Pointing out what he said are some of the fallacies in the criticisms of the policy, the former director-general of the National Council for Curriculum and Assessment said the comments about fallen standard of education, lack of funds to implement same, are at variance with the facts on the ground.

“First, there are many who believe that the policy should have been targeted at only those who are unable to pay, understood in the social protection literature as means testing,” he cited, before pointing out that “When the framers of our constitution made secondary education a right that should be progressively free to access, they did not accord special status to any class of students. This is because they recognized that social rights are diluted in impact and acceptance if only some classes of people are accorded it,” he stated.

He found it interesting that the same people who claim they should be allowed to pay, are the same ones complaining of having to spend more on extra classes even though they are enjoying the Free SHS policy.

He also stated that claims that the double-track policy has reduced the quality of education are untrue.

“Available data suggest that this innovation alone doubled enrolment at double-track schools, allowing nearly two hundred thousand students into the secondary school system in the first year of implementation alone. It can be argued that while both the traditional agrarian calendar and double track have been proven empirically to be beneficial to students, double-track appears to be more favourable to students from disadvantaged backgrounds, the very group who stand to gain the most from the Free SHS policy,” Dr Armah said.

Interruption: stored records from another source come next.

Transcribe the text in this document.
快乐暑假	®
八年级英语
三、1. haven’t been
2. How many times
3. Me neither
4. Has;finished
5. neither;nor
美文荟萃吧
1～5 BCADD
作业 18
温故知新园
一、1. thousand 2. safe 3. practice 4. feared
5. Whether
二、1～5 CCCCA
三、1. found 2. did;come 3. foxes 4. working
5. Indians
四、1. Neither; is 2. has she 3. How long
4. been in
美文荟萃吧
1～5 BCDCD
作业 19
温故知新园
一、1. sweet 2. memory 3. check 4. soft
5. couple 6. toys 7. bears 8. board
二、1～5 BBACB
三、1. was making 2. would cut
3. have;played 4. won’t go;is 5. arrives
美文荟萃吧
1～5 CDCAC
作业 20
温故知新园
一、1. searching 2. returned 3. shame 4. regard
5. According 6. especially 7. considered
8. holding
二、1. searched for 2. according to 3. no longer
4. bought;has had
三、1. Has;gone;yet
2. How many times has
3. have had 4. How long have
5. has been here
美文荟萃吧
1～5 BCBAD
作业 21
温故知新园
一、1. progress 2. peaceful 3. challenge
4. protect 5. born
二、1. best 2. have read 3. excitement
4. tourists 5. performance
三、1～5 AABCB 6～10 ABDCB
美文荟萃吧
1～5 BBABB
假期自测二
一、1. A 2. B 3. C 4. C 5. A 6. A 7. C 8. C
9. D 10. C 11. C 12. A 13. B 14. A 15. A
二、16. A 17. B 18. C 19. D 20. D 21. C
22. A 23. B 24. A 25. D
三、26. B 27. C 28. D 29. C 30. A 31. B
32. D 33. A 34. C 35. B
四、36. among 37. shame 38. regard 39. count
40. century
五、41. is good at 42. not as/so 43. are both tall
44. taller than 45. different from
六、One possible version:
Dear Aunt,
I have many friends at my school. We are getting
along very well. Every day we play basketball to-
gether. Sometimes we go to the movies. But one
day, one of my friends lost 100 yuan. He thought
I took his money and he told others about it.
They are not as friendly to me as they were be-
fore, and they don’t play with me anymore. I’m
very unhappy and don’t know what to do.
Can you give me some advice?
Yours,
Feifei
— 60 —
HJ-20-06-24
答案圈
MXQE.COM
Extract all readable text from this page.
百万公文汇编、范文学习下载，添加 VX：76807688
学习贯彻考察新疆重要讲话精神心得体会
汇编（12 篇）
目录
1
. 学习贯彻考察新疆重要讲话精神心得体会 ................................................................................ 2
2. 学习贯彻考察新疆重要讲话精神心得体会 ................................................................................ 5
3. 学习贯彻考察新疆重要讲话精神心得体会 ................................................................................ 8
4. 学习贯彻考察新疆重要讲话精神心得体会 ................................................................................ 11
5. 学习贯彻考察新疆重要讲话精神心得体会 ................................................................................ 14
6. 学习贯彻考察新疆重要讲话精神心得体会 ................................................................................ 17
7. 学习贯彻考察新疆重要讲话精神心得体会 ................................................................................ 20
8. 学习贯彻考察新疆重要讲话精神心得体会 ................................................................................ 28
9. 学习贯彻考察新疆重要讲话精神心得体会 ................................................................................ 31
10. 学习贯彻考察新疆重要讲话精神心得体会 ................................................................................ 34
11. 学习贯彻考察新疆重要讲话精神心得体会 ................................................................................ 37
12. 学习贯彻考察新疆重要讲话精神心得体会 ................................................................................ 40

On the issue of contact hours, Dr Armah observed that, “opponents claim that the system has reduced the contact hours that students had previously, pointing at the number of days that some students spend in the school and comparing with other tracks and previous systems. In fact, a review of the dataset would show that the opposite to be the case. Under the previous trimester system, students spent eight months and two weeks in school each year, with a total of one hundred and eighty teaching days and one thousand and eighty contact hours. Under the current semester system, they spend two weeks less in school and have one hundred and sixty-two teaching days but manage to clock one thousand, one hundred and thirty-four contact hours each year. This has been possible due to the innovative use of time and facilities inherent in the double-track system.”

He said despite the challenges of the COVID-19 era, government has remained faithful to the policy and has disbursed a total of GHC 1.97 billion for the implementation of the policy this year, which is a significant increase from the GHC 400 million it spent in the very first year of implementation.